I smiled. ‘Is it strange, going to a festival on your own?’

‘I wouldn’t have chosen it that way. I can usually persuade a friend to come, but August is funny this year because most of my friends from home have gone to work in Ibiza for the summer. There’s a couple of people I know watching the eclipse in Devon, I probably should’ve gone with them.’ A breeze shook the trees, shivering the wind chimes. ‘It’s weird here, isn’t it? There’s something almost sinister about it. Not just the lack of people. The way it’s laid out. Usually it’s just one massive field, or fields with a bit of hedgerow in, but here it’s proper woodsy. There’s great clumps of trees. You wouldn’t be surprised to see an ogre or Little Red Riding Hood.’ She looked like something from a fable herself, her skin an unearthly white. ‘I’m Beth, by the way.’

‘Kit.’ The hand I shook was soft, like she’d been soaking it in honey, so different from Laura’s long, slim fingers I almost gasped; there was no ignoring the striplight flicker of desire and I pulled away, cutting the dangerous current.

‘Is it just you and your brother?’ She asked the question straight, but my hand still tingled where she’d touched me. I was suddenly, acutely aware of how isolated we were. I saw myself as though in an old-fashioned film, an angel at my right shoulder to represent my conscience and a devil at my left, a little red embodiment of my animal self. Tell her about Laura, whispered the angel. Tell her about Laura, now.

I swerved the question. ‘He’s tripping with his girlfriend. Better to be alone than stuck with someone who’s hallucinating.’

Beth grimaced. ‘Yeah, acid’s not my poison either. Not since Glastonbury ’94 and the burning crosses coming at me across the field.’ She shuddered. ‘Festivals aren’t the right places to lose your bearings.’ She drummed her fingers on her mug. ‘So what do you do when you’re not doing this?’

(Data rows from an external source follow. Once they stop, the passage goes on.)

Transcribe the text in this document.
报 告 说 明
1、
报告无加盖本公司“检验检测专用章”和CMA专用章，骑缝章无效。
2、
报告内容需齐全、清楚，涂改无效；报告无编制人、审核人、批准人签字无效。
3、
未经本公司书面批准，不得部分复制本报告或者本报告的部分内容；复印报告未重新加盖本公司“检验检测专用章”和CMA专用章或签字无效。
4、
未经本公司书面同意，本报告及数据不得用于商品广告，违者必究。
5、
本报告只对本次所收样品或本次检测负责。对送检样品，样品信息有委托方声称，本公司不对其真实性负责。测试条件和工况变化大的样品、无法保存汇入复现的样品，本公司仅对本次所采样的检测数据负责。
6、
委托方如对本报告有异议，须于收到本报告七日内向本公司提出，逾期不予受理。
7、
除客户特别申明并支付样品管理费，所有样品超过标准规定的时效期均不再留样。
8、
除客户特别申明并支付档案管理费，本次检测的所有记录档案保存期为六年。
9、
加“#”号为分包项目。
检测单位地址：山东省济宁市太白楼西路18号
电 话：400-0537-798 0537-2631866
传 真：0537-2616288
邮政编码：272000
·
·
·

‘Just left Oxford. I’m about to start my doctorate in astrophysics.’

‘I read the other day that religion’s on the up in physicists,’ she said. ‘Apparently all the other scientists are atheists. But physicists, the ones who spend real time contemplating the hugeness of the universe, are more likely to say they believe in God than almost any other discipline. I thought that was really interesting.’ I don’t know what my face was doing but she smiled again. ‘I’m sorry, I’m talking too much. It’s just that this is the first intelligent conversation I’ve had in about two days.’